Photographs from the archives of Life magazine that chronicle the events following World War II in the years 1946 to 1955 will continue on display through Sunday at the Long Beach Museum of Art.
"Life: The Second Decade 1946-1955" is an exhibition of 200 black-and-white prints, most of which were taken on assignment for the magazine by some of the world's most distinguished photojournalists. Among the 74 photojournalists represented are Margaret Bourke-White, Ralph Crane, Henri Cartier-Bresson, Alfred Eisenstaedt, Philippe Halsman, W. Eugene Smith, David Douglas Duncan, Gordon Parks and Andreas Feininger.
Doris O'Neil, director of Vintage Prints at Time Inc., selected the photographs for the exhibition from the Life Picture Collection's 156,000 images of the decade. O'Neil served for 30 years as director of the world's largest indexed picture collection.

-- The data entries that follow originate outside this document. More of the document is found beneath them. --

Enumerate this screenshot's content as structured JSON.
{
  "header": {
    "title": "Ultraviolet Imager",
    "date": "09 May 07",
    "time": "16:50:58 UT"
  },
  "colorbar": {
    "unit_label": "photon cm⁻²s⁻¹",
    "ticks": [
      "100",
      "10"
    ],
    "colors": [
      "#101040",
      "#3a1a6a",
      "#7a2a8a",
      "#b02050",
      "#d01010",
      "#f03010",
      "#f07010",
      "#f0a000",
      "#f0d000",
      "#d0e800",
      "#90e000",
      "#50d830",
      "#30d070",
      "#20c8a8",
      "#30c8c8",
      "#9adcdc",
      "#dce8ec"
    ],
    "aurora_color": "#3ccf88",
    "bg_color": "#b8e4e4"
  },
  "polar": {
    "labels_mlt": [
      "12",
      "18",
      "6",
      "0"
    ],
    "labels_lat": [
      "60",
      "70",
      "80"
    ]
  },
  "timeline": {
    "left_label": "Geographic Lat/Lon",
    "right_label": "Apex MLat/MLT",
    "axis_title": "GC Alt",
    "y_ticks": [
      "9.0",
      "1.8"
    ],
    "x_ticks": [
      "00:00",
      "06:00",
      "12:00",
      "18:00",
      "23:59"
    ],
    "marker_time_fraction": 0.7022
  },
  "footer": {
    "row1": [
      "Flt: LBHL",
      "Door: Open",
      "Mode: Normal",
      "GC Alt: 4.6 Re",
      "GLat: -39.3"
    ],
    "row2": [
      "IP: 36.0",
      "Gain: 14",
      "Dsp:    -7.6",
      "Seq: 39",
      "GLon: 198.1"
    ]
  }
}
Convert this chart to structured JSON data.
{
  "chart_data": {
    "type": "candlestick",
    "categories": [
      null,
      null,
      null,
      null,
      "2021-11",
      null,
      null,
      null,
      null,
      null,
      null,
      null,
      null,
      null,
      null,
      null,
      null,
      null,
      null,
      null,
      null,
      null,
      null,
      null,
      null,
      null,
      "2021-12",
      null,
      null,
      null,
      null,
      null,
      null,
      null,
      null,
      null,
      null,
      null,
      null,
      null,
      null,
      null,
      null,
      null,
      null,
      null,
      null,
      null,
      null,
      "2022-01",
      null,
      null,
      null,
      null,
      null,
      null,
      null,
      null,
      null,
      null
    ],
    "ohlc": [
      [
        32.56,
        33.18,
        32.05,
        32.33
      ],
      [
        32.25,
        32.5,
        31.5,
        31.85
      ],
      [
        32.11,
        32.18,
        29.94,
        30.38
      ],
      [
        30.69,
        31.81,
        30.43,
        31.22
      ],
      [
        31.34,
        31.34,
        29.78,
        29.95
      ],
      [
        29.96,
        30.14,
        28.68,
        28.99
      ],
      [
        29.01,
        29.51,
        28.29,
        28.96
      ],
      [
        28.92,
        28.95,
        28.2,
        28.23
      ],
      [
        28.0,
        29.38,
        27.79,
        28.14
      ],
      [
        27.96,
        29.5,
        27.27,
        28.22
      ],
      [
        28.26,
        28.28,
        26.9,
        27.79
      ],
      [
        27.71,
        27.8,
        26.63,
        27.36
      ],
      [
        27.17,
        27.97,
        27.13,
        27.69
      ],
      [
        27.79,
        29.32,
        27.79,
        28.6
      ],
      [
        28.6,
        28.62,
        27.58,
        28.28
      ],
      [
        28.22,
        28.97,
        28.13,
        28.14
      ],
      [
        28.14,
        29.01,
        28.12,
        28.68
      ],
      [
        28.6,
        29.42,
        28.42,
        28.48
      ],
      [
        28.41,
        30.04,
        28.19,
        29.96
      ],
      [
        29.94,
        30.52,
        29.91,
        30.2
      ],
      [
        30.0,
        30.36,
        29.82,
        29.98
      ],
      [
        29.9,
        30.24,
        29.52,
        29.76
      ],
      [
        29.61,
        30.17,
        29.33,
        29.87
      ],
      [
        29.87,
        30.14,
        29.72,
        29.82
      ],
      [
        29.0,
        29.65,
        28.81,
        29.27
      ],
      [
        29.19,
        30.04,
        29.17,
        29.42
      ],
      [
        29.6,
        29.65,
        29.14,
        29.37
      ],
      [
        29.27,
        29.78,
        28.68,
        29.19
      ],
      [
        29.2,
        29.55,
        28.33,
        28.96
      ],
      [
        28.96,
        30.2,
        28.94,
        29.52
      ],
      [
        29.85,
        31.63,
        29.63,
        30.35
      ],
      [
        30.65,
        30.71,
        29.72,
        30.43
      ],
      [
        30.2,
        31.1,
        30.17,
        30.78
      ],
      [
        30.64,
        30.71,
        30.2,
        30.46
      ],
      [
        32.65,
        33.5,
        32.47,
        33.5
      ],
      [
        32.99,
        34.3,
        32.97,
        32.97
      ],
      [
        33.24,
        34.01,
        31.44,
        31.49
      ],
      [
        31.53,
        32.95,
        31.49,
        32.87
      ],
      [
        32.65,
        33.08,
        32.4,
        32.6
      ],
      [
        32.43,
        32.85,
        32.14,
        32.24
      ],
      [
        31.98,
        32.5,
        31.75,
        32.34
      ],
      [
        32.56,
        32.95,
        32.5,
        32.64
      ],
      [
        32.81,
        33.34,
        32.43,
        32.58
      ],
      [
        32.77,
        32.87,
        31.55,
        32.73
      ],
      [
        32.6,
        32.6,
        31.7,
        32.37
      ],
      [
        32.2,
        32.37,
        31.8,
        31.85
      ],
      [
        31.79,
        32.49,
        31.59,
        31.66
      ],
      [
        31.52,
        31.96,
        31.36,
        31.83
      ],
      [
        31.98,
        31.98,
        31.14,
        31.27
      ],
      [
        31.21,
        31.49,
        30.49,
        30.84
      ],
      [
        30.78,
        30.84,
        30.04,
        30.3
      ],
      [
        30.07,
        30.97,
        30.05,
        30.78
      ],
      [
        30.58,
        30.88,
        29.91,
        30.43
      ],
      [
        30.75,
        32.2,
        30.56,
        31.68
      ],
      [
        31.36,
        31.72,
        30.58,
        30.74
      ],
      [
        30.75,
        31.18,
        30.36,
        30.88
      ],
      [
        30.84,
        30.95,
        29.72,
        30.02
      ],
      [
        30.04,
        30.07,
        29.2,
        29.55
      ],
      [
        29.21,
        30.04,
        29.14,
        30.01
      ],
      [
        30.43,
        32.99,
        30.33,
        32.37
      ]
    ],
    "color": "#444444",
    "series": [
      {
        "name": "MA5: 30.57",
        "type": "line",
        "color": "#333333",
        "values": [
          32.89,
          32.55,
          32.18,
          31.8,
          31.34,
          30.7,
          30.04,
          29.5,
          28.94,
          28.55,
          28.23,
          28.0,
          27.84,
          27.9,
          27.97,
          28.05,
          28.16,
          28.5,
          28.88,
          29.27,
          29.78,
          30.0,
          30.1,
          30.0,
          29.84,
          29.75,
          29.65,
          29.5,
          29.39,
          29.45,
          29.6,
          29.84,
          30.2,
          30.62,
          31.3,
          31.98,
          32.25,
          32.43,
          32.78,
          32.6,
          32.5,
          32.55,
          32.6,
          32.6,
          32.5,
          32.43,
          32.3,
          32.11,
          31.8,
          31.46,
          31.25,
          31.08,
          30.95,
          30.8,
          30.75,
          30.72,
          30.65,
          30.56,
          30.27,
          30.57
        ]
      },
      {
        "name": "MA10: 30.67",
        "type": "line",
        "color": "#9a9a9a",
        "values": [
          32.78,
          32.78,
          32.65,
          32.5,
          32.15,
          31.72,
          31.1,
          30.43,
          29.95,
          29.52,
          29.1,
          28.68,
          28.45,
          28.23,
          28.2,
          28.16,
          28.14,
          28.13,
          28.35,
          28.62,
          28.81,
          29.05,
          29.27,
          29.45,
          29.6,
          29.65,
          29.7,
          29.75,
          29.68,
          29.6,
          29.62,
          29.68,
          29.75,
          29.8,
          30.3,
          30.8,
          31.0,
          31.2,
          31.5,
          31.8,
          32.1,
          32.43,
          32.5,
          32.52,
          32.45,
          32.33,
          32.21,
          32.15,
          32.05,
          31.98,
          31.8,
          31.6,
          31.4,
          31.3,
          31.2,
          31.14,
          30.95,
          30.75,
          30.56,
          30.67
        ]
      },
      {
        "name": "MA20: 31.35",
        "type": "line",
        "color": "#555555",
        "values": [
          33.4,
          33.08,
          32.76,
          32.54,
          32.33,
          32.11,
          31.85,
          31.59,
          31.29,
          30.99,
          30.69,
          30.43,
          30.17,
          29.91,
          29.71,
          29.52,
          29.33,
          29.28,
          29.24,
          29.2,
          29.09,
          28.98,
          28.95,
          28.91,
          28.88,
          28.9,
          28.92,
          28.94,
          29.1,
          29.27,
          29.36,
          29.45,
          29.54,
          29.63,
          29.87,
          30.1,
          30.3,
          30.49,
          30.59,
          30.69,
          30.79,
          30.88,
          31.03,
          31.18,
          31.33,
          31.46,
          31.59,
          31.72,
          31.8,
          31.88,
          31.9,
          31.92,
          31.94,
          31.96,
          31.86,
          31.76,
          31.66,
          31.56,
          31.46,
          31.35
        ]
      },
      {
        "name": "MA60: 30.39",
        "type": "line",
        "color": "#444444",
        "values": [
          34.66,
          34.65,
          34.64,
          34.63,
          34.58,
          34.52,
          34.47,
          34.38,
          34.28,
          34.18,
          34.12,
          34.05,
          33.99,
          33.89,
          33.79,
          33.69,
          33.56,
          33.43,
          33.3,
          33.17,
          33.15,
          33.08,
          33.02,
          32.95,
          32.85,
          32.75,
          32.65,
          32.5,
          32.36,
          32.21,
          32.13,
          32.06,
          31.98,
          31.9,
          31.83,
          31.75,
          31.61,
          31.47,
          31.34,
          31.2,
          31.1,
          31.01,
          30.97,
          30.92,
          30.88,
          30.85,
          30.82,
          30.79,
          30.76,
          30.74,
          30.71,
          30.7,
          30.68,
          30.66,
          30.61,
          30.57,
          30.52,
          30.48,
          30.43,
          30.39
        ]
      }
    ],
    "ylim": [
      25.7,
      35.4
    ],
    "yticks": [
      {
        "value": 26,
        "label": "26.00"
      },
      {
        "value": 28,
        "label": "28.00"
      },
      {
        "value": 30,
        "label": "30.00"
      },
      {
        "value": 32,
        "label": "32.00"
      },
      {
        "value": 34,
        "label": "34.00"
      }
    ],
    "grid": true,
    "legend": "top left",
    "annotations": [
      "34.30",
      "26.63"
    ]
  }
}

In the exhibition catalogue, O'Neil writes that the photographs "were not chosen as a review of photojournalism, nor as a guide to world events of the period. This is, rather, a selection of some of the most remarkable and compelling images of that time, regardless of subject matter. Since Life was dedicated to covering national and world events, however, many of these pictures do reflect the decade's history. Another major area of the magazine's concern--the human condition--is reflected in many more."
Organized by the International Center of Photography and made possible jointly by Time Inc. and United Technologies Corp., the exhibition will be on view from noon to 5 p.m. through Sunday at the museum, 2300 E. Ocean Blvd. Admission is free.